Tal Abyad lies in a region that has seen some of the heaviest fighting since Turkey launched a military incursion against the YPG in northeast Syria last month, after the United States pulled its troops out from the region.

Turkey-backed Syrian fighters inspect the site of the vehicle bomb explosion.

On Oct. 22, Turkey also reached an agreement with Russian Federation on a 10-point plan to force the YPG/PKK group to withdraw from the planned terror-free zone.

Ankara considers the YPG an extension of the armed Kurdistan Workers Party (PKK), which has been fighting against the Turkish state for decades in demand of autonomy.

Ankara views the group as an extension of the PKK and plans to create a buffer zone in Kurdish-held areas for the resettlement of Syrian refugees now residing in Turkey.
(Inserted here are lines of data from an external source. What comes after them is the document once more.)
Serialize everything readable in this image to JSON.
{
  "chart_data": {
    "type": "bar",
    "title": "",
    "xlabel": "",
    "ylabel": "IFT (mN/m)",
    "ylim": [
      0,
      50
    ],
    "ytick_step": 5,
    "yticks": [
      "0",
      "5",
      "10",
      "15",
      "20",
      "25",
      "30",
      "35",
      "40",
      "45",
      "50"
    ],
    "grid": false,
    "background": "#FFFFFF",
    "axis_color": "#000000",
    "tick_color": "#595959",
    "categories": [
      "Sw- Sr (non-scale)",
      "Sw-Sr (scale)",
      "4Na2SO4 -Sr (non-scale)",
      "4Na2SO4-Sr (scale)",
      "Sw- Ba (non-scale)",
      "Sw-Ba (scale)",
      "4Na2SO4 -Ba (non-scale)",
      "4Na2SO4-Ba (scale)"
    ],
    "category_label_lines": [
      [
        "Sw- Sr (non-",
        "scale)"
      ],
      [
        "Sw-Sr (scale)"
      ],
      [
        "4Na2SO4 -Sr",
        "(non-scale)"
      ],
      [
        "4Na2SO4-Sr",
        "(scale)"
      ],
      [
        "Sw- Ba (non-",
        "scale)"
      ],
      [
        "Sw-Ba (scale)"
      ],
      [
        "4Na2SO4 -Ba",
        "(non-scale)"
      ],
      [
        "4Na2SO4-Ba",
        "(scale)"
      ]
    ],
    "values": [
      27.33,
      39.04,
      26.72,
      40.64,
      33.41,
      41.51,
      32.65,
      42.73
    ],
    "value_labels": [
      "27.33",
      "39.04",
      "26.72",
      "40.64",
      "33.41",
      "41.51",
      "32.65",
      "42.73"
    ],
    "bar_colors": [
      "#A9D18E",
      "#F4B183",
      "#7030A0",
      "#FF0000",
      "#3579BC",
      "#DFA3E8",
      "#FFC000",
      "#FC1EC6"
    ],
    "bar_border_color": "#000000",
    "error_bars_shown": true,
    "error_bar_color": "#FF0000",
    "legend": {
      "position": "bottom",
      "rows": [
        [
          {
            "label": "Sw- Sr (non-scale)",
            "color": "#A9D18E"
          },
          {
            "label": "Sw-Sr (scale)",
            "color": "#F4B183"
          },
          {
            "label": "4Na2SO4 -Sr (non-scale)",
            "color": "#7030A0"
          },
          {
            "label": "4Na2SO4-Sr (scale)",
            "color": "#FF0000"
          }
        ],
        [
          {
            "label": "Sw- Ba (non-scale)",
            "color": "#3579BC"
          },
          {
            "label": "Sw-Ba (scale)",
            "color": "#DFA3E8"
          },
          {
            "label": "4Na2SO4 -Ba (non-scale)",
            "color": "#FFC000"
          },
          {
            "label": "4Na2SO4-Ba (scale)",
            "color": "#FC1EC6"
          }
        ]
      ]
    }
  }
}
Under the deal, Turkey is to assume control over one 120 kilometre wide section in the centre of the border, while Syrian government forces are to deploy to the east and west.

He added the "heinous attack" proves that Turkey's anti-terror operation in Syria is right and timely.

The Turkish-Russian deal last week allowed Syrian government forces to move back into border regions from which they had been absent for years.

Syrian leader Bashar al-Assad said on Thursday the Sochi agreement was "temporary" and that Syrian government would eventually take the country's northeast.